Prezzi del petrolio in calo mentre i mercati attendono la fine dello shutdown negli Stati Uniti

I prezzi del petrolio sono scesi leggermente durante le contrattazioni asiatiche di mercoledì, poiché l’ottimismo per una possibile riapertura del governo statunitense è stato smorzato dai persistenti timori di un eccesso di offerta globale e da un dollaro più forte. Gli operatori di mercato restano cauti, con il greggio che fatica a trovare una direzione chiara tra segnali contrastanti su domanda e offerta.

Alle 20:21 ET (01:21 GMT), i futures sul Brent con consegna a gennaio sono diminuiti dello 0,2% a 65,04 dollari al barile, mentre i futures sul West Texas Intermediate (WTI) sono calati dello 0,2% a 60,85 dollari al barile.
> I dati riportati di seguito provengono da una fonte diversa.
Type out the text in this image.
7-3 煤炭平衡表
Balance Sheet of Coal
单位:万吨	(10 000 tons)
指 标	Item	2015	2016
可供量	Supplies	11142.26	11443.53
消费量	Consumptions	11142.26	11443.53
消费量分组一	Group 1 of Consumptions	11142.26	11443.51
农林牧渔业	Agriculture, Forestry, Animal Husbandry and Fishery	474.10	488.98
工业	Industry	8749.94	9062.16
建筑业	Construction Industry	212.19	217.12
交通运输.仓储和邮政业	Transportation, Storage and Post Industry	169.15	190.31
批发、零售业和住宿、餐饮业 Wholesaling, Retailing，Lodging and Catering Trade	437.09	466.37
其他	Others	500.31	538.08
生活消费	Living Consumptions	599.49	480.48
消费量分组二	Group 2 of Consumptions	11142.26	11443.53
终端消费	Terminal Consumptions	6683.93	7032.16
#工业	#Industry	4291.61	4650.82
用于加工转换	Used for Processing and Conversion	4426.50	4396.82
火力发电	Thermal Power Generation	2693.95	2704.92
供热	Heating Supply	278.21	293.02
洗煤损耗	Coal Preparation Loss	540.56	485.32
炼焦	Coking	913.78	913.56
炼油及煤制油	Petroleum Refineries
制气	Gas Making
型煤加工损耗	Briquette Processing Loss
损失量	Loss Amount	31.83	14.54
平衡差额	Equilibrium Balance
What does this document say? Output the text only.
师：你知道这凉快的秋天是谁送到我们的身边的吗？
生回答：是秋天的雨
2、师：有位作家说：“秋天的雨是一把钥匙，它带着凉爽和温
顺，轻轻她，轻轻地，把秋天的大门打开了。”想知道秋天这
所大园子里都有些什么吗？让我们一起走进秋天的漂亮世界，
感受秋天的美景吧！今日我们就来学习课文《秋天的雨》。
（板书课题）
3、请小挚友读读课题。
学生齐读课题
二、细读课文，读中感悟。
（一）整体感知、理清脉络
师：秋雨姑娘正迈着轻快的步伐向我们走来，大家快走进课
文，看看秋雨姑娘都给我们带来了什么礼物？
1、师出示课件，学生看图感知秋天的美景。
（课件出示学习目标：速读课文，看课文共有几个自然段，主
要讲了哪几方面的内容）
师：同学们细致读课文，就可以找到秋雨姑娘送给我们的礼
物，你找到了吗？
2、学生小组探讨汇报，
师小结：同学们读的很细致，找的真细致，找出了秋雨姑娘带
Il Congresso si muove per porre fine al più lungo shutdown della storia USA

Il Senato statunitense ha approvato martedì un disegno di legge per riaprire il governo federale, e la Camera dei Rappresentanti, controllata dai repubblicani, dovrebbe votare la misura mercoledì. Una volta firmato dal presidente Donald Trump, il provvedimento metterà ufficialmente fine ai 42 giorni di chiusura, il periodo più lungo nella storia americana.
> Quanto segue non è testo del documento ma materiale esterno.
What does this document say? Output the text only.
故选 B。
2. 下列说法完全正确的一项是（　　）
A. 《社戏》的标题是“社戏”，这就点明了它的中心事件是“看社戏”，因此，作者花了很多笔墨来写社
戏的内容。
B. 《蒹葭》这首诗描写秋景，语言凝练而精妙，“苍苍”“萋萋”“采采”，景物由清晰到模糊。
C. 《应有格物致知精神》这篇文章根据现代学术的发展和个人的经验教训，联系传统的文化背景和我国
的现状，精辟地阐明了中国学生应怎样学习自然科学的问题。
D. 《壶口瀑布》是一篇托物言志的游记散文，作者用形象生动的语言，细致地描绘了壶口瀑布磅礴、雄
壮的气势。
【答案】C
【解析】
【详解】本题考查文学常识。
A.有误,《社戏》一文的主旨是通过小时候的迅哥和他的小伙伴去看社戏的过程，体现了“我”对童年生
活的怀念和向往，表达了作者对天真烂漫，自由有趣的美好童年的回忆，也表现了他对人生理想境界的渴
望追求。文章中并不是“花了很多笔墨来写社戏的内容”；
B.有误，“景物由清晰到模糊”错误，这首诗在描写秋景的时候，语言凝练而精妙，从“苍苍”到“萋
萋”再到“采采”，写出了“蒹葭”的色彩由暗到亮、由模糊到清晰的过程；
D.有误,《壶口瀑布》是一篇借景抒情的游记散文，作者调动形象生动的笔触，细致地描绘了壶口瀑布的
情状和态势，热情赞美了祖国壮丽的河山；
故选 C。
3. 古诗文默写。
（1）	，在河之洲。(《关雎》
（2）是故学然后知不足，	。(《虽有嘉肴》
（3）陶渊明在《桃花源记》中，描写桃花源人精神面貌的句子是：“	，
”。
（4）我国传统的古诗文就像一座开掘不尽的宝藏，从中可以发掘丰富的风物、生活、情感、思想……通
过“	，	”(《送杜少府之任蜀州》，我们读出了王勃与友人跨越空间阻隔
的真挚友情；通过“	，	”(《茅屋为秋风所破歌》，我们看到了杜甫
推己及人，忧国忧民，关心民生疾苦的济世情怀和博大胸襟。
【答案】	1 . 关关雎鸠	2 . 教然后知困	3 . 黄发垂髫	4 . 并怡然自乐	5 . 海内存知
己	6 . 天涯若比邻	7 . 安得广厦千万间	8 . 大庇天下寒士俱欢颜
La prospettiva della riapertura del governo ha offerto un moderato sostegno ai prezzi del greggio, poiché la sospensione dei servizi federali aveva pesato su vari settori, incluso quello dei trasporti aerei. La carenza di controllori di volo e personale di sicurezza ha causato numerose cancellazioni di voli, alimentando i timori di un calo della domanda di carburante.
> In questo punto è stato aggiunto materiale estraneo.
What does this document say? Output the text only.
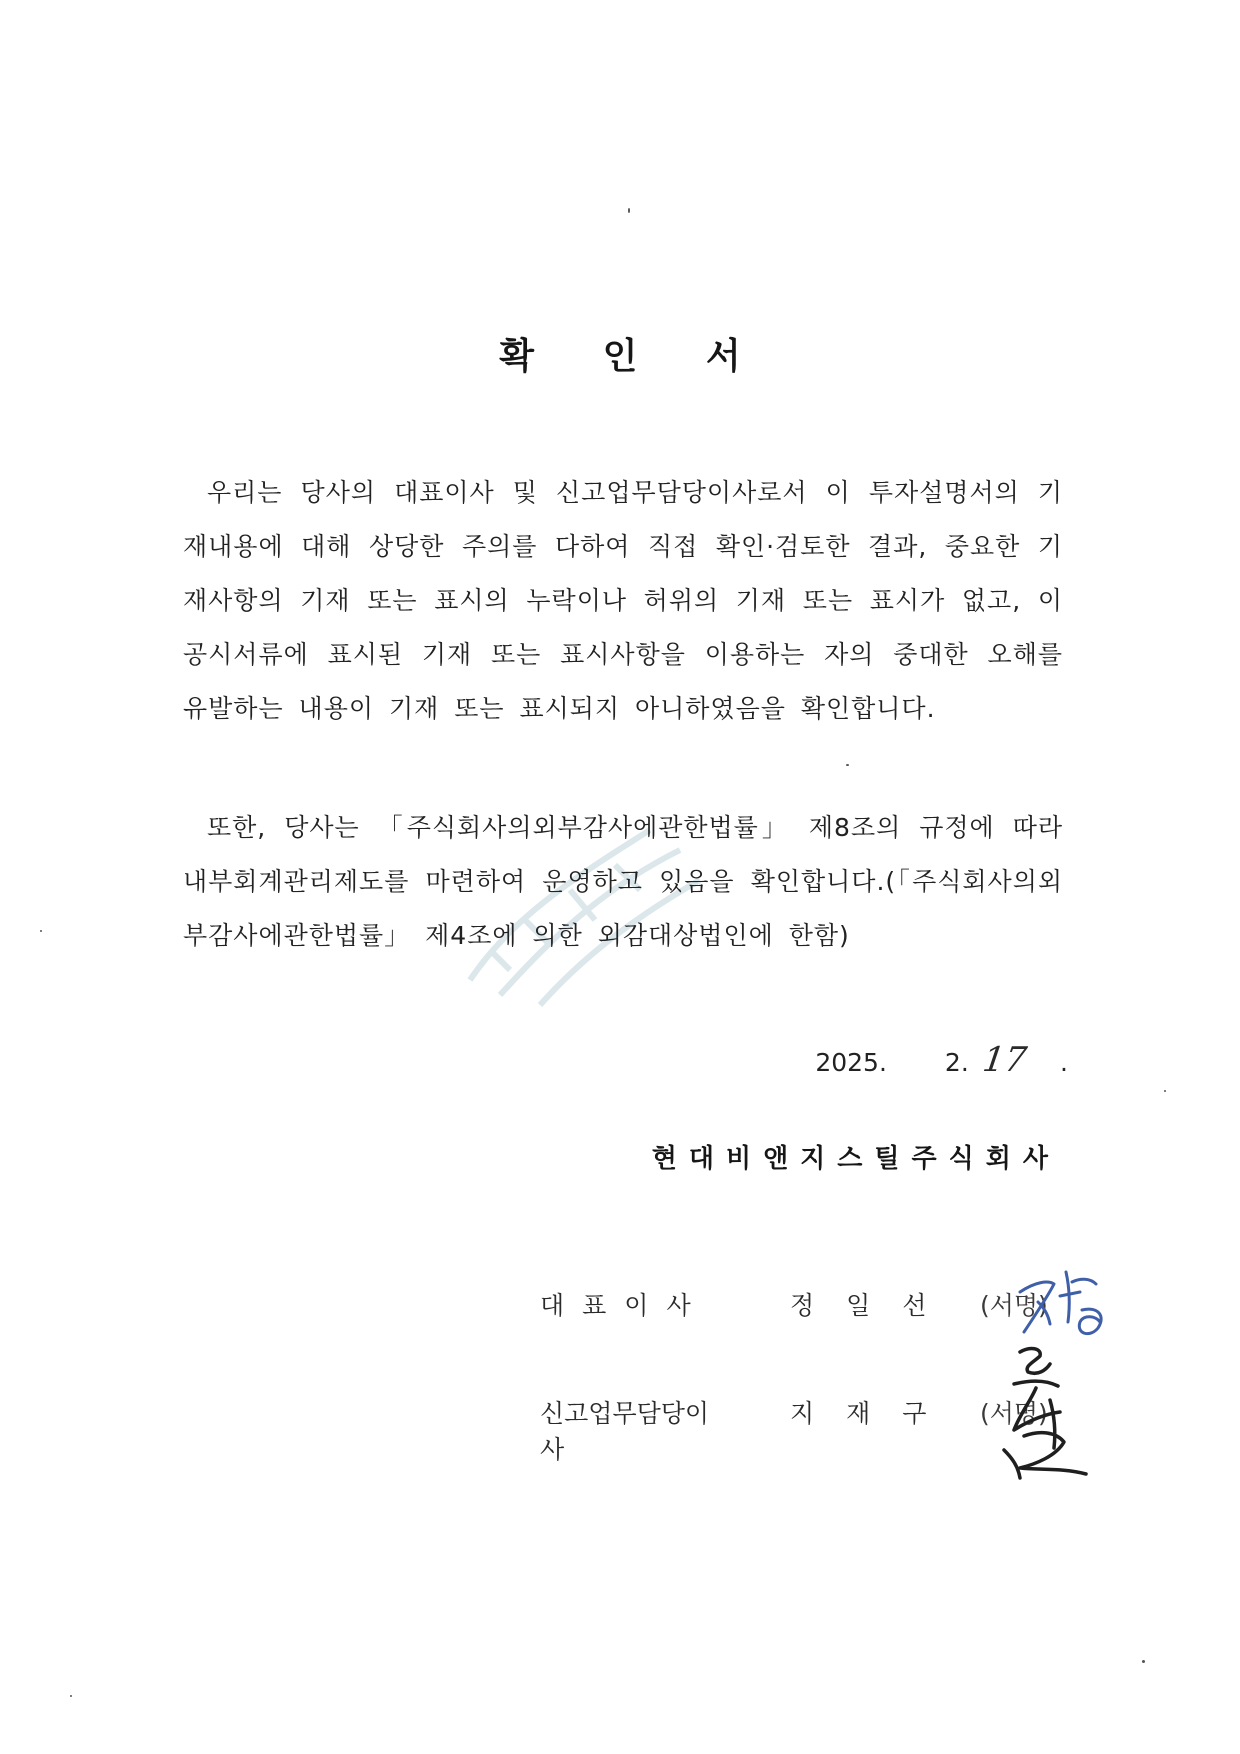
확 인 서
우리는 당사의 대표이사 및 신고업무담당이사로서 이 투자설명서의 기재내용에 대해 상당한 주의를 다하여 직접 확인·검토한 결과, 중요한 기재사항의 기재 또는 표시의 누락이나 허위의 기재 또는 표시가 없고, 이 공시서류에 표시된 기재 또는 표시사항을 이용하는 자의 중대한 오해를 유발하는 내용이 기재 또는 표시되지 아니하였음을 확인합니다.
또한, 당사는 「주식회사의외부감사에관한법률」 제8조의 규정에 따라 내부회계관리제도를 마련하여 운영하고 있음을 확인합니다.(「주식회사의외부감사에관한법률」 제4조에 의한 외감대상법인에 한함)
2025. 2. 17 .
현대비앤지스틸주식회사
대표이사	정일선 (서명)
신고업무담당이사
지재구 (서명)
I timori di eccesso di offerta limitano i guadagni nonostante le sanzioni

Il leggero rimbalzo dei prezzi registrato all’inizio della settimana è stato in parte sostenuto dalla notizia che Lukoil ha dichiarato la force majeure in un giacimento iracheno, evidenziando gli effetti delle nuove sanzioni statunitensi imposte ai principali produttori di energia russi. Gli analisti ritengono che le sanzioni possano ridurre temporaneamente l’offerta globale, ma che l’effetto sarà probabilmente limitato da un eccesso di produzione più ampio.

Nonostante alcuni segnali di ripresa, i principali benchmark petroliferi restano sotto pressione per gran parte del 2025, con gli operatori sempre più preoccupati per un possibile surplus che potrebbe estendersi fino al 2026. L’aumento graduale della produzione da parte dell’alleanza OPEC+, unito alla domanda debole in mercati chiave come la Cina, ha alimentato le aspettative di un eccesso di offerta persistente.

Sebbene i rischi geopolitici e le sanzioni possano creare volatilità a breve termine, gli analisti avvertono che la domanda debole e la produzione in crescita continueranno a esercitare pressioni ribassiste sui prezzi del petrolio nei prossimi mesi.